I’ve spent hours and hours thinking of just the opening line, many more hours editing out details getting down to seven minutes. And on the other hand, I’ve gotten up on the spur of the moment and done quite well. But as a rule, this should be prepared. You need to know how to start and know where you are going.
Sometimes I am very serious, other times I like to make people laugh, or do both. This is why I love it so much more than stand-up. There are so many more options, textures and layers that can be brought to this format. Plus the audiences are so supportive and wonderful.
I do find being vulnerable in this format more intimate than just telling my story in what we call “reporter” style. Simply recounting my personal story at schools and other places allows me to distance myself from it, almost as if I were talking about someone else’s life.

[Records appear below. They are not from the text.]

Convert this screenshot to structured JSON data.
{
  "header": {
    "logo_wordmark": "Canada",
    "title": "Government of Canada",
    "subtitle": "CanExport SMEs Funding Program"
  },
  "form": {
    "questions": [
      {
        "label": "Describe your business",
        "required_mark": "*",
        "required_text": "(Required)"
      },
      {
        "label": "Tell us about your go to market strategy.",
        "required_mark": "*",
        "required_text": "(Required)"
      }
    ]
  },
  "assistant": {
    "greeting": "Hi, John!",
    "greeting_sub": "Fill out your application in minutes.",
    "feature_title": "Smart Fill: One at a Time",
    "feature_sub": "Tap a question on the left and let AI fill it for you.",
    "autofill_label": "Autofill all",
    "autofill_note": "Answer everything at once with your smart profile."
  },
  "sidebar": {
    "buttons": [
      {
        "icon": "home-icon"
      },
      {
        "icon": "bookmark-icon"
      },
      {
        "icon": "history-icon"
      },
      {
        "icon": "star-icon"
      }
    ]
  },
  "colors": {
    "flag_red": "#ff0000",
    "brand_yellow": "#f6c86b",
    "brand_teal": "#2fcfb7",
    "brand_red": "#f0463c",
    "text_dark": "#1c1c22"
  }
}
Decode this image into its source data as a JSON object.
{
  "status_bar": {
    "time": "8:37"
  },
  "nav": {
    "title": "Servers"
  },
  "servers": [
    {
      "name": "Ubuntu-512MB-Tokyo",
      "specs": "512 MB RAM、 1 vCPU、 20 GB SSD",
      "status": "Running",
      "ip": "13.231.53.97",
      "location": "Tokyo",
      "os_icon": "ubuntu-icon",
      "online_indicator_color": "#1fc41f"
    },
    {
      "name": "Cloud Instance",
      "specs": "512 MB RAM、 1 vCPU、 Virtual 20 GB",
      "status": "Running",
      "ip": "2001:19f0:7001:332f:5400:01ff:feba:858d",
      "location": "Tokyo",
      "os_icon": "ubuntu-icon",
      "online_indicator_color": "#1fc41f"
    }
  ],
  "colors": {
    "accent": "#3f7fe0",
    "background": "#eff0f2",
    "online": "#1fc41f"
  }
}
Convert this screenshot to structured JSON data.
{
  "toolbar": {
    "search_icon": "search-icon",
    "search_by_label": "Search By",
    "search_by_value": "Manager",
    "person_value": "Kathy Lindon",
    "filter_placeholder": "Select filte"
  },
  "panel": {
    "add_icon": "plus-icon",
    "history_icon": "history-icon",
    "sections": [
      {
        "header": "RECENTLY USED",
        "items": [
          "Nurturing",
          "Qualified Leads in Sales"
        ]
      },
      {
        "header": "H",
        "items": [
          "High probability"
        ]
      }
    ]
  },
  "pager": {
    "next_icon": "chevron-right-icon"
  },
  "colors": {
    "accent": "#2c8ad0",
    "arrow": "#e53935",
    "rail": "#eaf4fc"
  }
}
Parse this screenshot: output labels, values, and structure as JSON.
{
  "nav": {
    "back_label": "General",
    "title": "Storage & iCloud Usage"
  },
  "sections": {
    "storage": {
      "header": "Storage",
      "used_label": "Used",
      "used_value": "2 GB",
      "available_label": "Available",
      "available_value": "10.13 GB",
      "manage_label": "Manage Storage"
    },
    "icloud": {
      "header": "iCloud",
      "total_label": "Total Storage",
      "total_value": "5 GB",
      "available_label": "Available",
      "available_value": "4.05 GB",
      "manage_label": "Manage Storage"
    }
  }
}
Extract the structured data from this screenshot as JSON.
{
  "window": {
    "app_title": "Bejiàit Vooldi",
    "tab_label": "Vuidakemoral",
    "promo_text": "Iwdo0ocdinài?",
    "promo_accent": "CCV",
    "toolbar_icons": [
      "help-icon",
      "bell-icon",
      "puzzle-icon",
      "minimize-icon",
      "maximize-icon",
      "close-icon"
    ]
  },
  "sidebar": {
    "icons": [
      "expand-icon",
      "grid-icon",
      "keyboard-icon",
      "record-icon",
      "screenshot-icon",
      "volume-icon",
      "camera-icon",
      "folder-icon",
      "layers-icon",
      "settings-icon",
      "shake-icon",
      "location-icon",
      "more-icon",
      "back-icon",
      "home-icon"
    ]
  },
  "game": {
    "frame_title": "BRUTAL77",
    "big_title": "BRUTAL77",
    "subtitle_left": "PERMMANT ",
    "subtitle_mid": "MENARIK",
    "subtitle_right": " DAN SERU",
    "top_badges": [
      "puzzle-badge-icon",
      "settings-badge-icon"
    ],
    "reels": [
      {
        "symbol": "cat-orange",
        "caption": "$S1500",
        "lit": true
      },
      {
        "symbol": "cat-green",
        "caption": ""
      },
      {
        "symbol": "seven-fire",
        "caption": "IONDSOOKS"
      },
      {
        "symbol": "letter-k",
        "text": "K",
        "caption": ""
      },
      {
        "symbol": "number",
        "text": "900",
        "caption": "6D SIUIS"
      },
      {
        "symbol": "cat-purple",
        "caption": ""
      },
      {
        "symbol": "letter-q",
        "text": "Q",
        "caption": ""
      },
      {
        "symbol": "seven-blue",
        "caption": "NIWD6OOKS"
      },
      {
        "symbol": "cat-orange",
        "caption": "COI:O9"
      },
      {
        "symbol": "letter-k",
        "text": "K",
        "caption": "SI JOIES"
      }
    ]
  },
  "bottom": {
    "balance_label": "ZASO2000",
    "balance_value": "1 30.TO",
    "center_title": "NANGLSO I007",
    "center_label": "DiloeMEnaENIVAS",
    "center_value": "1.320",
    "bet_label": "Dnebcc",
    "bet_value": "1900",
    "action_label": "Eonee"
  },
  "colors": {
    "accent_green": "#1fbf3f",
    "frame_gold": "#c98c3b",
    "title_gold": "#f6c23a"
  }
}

As with my experience in stand-up, the subversion is simply being yourself (in this case weaving into the narrative being HIV-positive) in non-traditional environments.
One night I found myself in a downtown Toronto Jewish deli, Caplansky’s, at a storytelling show. While the audience is eating smoked meat and deep-friend pickles, I tell my story about how I got into public speaking. This means I have to disclose.
I bet that most of those people have never met someone positive, let alone someone who talks about it so casually and in a manner where this is not our sole defining factor. Speaking gigs before used to just be about one thing and one thing only, my status.
People take their cues from us. If we show them what a stigma-free world looks like, then they will hopefully help in creating a larger one. Isn’t that what we all want? These “micro” interventions and connections are what are going to advance us more than articles in newspapers and glossy social media campaigns.
I’m happy to say I’m not the only one doing this now. Another positive friend of mine has gotten into storytelling. I have another one who has been doing some stand up and improv.
We need more of this. It is the act of integrating ourselves into whatever we do. I don’t mean putting a stamp on our foreheads and talking about it all the time. Our lives are so much more than this. Storytelling is a format that allows me to perform and explore those other aspects of myself.
My “Tales of” show ran for a great two years. Now I’m working with a couple of friends to launch a new one. This one is more aligned with being ourselves and taking risks.
It is called “Dare! Stories We Thought We’d Never Tell”. It's on January 21st at The Ossington, 61 Ossington Ave, Toronto (pay what you can - all are welcome). 7:30 PM
I am also looking for storytellers. Newbies are great, and we can work with you to help you out.
Until then, I’ll be figuring out exactly how much I’m going to reveal in this first show.